Page 87 - Cumhuriyet 100 Yaşında
P. 87
YÜZYILLIK ŞİRKETLER
Saffet Abdullah Güllaçları – 1881
Saffet Abdullah markasının hikâyesi, Abdullah Efendi (1850-1927)’nin Osmanlı-Rus savaşı
nedeniyle Kırım’dan İstanbul’a gelerek Bekir Efendi adında yaşlı bir güllaç ustası ile beraber
Topkapı sarayında Güllaç dökmesiyle başlar. Bekir Efendi’nin vefatından sonra Abdullah Efendi,
Büyük Saray Meydanı’nda un ve nişasta yapımı için değirmen, güllaç dökmek içinse kömür
ocaklarının yapımını tamamlar (1881). Şimdiki Zeytinburnu ve Edirnekapı bölgesinde yetiştirdiği
buğday ve mısırları kullanarak değirmeninde ve taş dibeklerde un ve nişasta yapar.
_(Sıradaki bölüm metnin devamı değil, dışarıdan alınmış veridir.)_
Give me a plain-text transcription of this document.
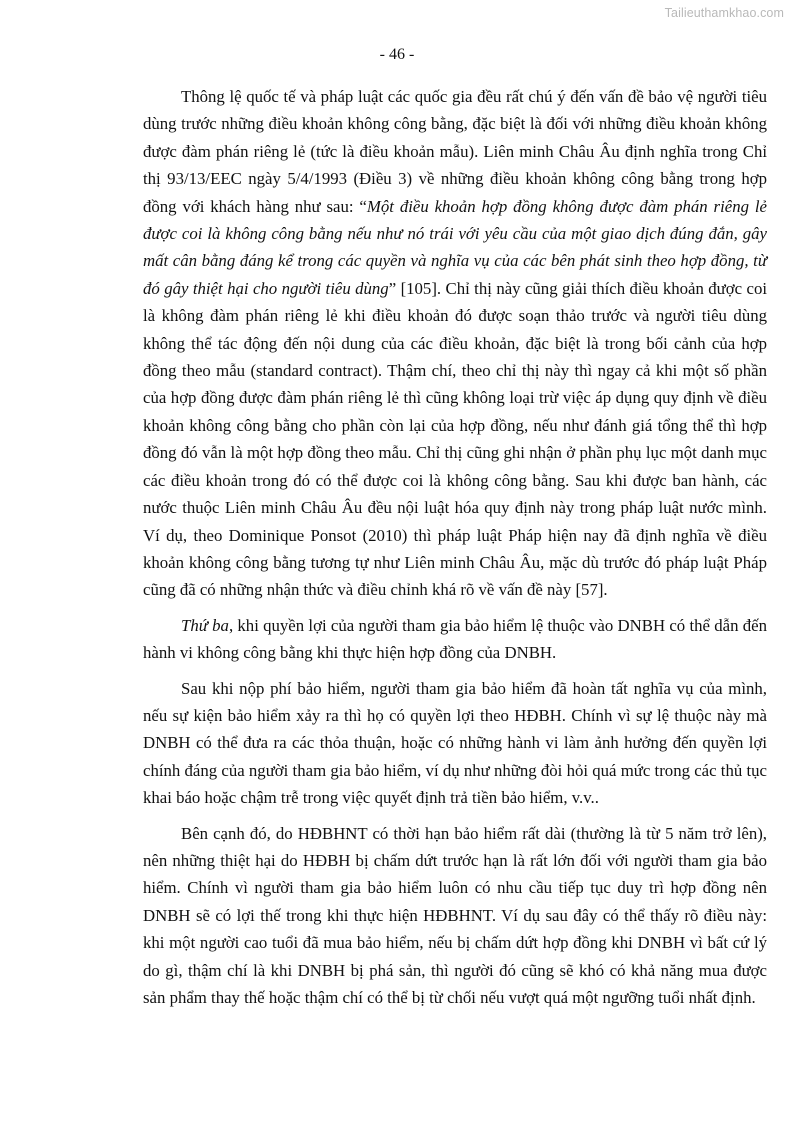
Tailieuthamkhao.com
- 46 -

Thông lệ quốc tế và pháp luật các quốc gia đều rất chú ý đến vấn đề bảo vệ người tiêu dùng trước những điều khoản không công bằng, đặc biệt là đối với những điều khoản không được đàm phán riêng lẻ (tức là điều khoản mẫu). Liên minh Châu Âu định nghĩa trong Chỉ thị 93/13/EEC ngày 5/4/1993 (Điều 3) về những điều khoản không công bằng trong hợp đồng với khách hàng như sau: “Một điều khoản hợp đồng không được đàm phán riêng lẻ được coi là không công bằng nếu như nó trái với yêu cầu của một giao dịch đúng đắn, gây mất cân bằng đáng kể trong các quyền và nghĩa vụ của các bên phát sinh theo hợp đồng, từ đó gây thiệt hại cho người tiêu dùng” [105]. Chỉ thị này cũng giải thích điều khoản được coi là không đàm phán riêng lẻ khi điều khoản đó được soạn thảo trước và người tiêu dùng không thể tác động đến nội dung của các điều khoản, đặc biệt là trong bối cảnh của hợp đồng theo mẫu (standard contract). Thậm chí, theo chỉ thị này thì ngay cả khi một số phần của hợp đồng được đàm phán riêng lẻ thì cũng không loại trừ việc áp dụng quy định về điều khoản không công bằng cho phần còn lại của hợp đồng, nếu như đánh giá tổng thể thì hợp đồng đó vẫn là một hợp đồng theo mẫu. Chỉ thị cũng ghi nhận ở phần phụ lục một danh mục các điều khoản trong đó có thể được coi là không công bằng. Sau khi được ban hành, các nước thuộc Liên minh Châu Âu đều nội luật hóa quy định này trong pháp luật nước mình. Ví dụ, theo Dominique Ponsot (2010) thì pháp luật Pháp hiện nay đã định nghĩa về điều khoản không công bằng tương tự như Liên minh Châu Âu, mặc dù trước đó pháp luật Pháp cũng đã có những nhận thức và điều chỉnh khá rõ về vấn đề này [57].

Thứ ba, khi quyền lợi của người tham gia bảo hiểm lệ thuộc vào DNBH có thể dẫn đến hành vi không công bằng khi thực hiện hợp đồng của DNBH.

Sau khi nộp phí bảo hiểm, người tham gia bảo hiểm đã hoàn tất nghĩa vụ của mình, nếu sự kiện bảo hiểm xảy ra thì họ có quyền lợi theo HĐBH. Chính vì sự lệ thuộc này mà DNBH có thể đưa ra các thỏa thuận, hoặc có những hành vi làm ảnh hưởng đến quyền lợi chính đáng của người tham gia bảo hiểm, ví dụ như những đòi hỏi quá mức trong các thủ tục khai báo hoặc chậm trễ trong việc quyết định trả tiền bảo hiểm, v.v..

Bên cạnh đó, do HĐBHNT có thời hạn bảo hiểm rất dài (thường là từ 5 năm trở lên), nên những thiệt hại do HĐBH bị chấm dứt trước hạn là rất lớn đối với người tham gia bảo hiểm. Chính vì người tham gia bảo hiểm luôn có nhu cầu tiếp tục duy trì hợp đồng nên DNBH sẽ có lợi thế trong khi thực hiện HĐBHNT. Ví dụ sau đây có thể thấy rõ điều này: khi một người cao tuổi đã mua bảo hiểm, nếu bị chấm dứt hợp đồng khi DNBH vì bất cứ lý do gì, thậm chí là khi DNBH bị phá sản, thì người đó cũng sẽ khó có khả năng mua được sản phẩm thay thế hoặc thậm chí có thể bị từ chối nếu vượt quá một ngưỡng tuổi nhất định.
Kömür
ateşinde ısıttığı tavalarda tek başına saraya güllaç dökmeye devam ederek “Saray’ın Güllaççısı”
unvanını alır. Güllaç yufkalarını ince saman ipleriyle bağlayarak küfeler içinde Saray’a ulaştırır.
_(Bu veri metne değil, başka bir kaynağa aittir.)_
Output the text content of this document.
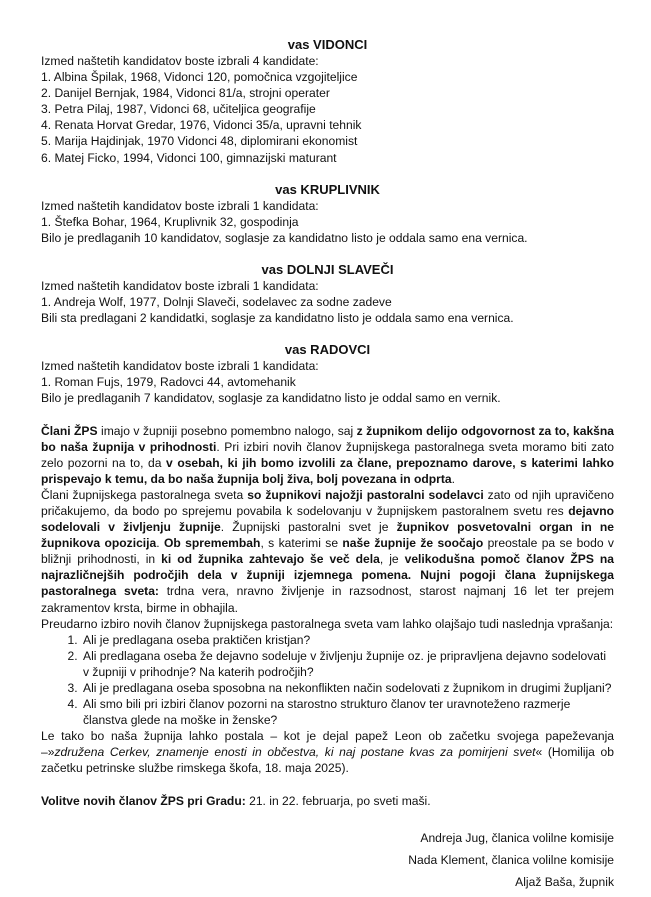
vas VIDONCI
Izmed naštetih kandidatov boste izbrali 4 kandidate:
1. Albina Špilak, 1968, Vidonci 120, pomočnica vzgojiteljice
2. Danijel Bernjak, 1984, Vidonci 81/a, strojni operater
3. Petra Pilaj, 1987, Vidonci 68, učiteljica geografije
4. Renata Horvat Gredar, 1976, Vidonci 35/a, upravni tehnik
5. Marija Hajdinjak, 1970 Vidonci 48, diplomirani ekonomist
6. Matej Ficko, 1994, Vidonci 100, gimnazijski maturant
vas KRUPLIVNIK
Izmed naštetih kandidatov boste izbrali 1 kandidata:
1. Štefka Bohar, 1964, Kruplivnik 32, gospodinja
Bilo je predlaganih 10 kandidatov, soglasje za kandidatno listo je oddala samo ena vernica.
vas DOLNJI SLAVEČI
Izmed naštetih kandidatov boste izbrali 1 kandidata:
1. Andreja Wolf, 1977, Dolnji Slaveči, sodelavec za sodne zadeve
Bili sta predlagani 2 kandidatki, soglasje za kandidatno listo je oddala samo ena vernica.
vas RADOVCI
Izmed naštetih kandidatov boste izbrali 1 kandidata:
1. Roman Fujs, 1979, Radovci 44, avtomehanik
Bilo je predlaganih 7 kandidatov, soglasje za kandidatno listo je oddal samo en vernik.
Člani ŽPS imajo v župniji posebno pomembno nalogo, saj z župnikom delijo odgovornost za to, kakšna bo naša župnija v prihodnosti. Pri izbiri novih članov župnijskega pastoralnega sveta moramo biti zato zelo pozorni na to, da v osebah, ki jih bomo izvolili za člane, prepoznamo darove, s katerimi lahko prispevajo k temu, da bo naša župnija bolj živa, bolj povezana in odprta.
Člani župnijskega pastoralnega sveta so župnikovi najožji pastoralni sodelavci zato od njih upravičeno pričakujemo, da bodo po sprejemu povabila k sodelovanju v župnijskem pastoralnem svetu res dejavno sodelovali v življenju župnije. Župnijski pastoralni svet je župnikov posvetovalni organ in ne župnikova opozicija. Ob spremembah, s katerimi se naše župnije že soočajo preostale pa se bodo v bližnji prihodnosti, in ki od župnika zahtevajo še več dela, je velikodušna pomoč članov ŽPS na najrazličnejših področjih dela v župniji izjemnega pomena. Nujni pogoji člana župnijskega pastoralnega sveta: trdna vera, nravno življenje in razsodnost, starost najmanj 16 let ter prejem zakramentov krsta, birme in obhajila.
Preudarno izbiro novih članov župnijskega pastoralnega sveta vam lahko olajšajo tudi naslednja vprašanja:
1. Ali je predlagana oseba praktičen kristjan?
2. Ali predlagana oseba že dejavno sodeluje v življenju župnije oz. je pripravljena dejavno sodelovati v župniji v prihodnje? Na katerih področjih?
3. Ali je predlagana oseba sposobna na nekonflikten način sodelovati z župnikom in drugimi župljani?
4. Ali smo bili pri izbiri članov pozorni na starostno strukturo članov ter uravnoteženo razmerje članstva glede na moške in ženske?
Le tako bo naša župnija lahko postala – kot je dejal papež Leon ob začetku svojega papeževanja –»združena Cerkev, znamenje enosti in občestva, ki naj postane kvas za pomirjeni svet« (Homilija ob začetku petrinske službe rimskega škofa, 18. maja 2025).
Volitve novih članov ŽPS pri Gradu: 21. in 22. februarja, po sveti maši.
Andreja Jug, članica volilne komisije
Nada Klement, članica volilne komisije
Aljaž Baša, župnik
O dönemlerde Güllaç, yapımının zorluğu nedeniyle halk arasında özel günler dışında fazla
tüketilmemekte, daha ziyade saray davetleri, konuk ağırlamaları ve Ramazan ayı ve bayramlarda
sıkça aranmaktaydı.
Apraham Kuyumcusu – 1882
İstanbul Kapalıçarşı’da yer alan Abraham Kuyumcu, Mücevheratçı ve Ayarcı firması, 1882’den
günümüze kadar tam 130 yıldır faaliyetini aksatmadan sürdürüyor.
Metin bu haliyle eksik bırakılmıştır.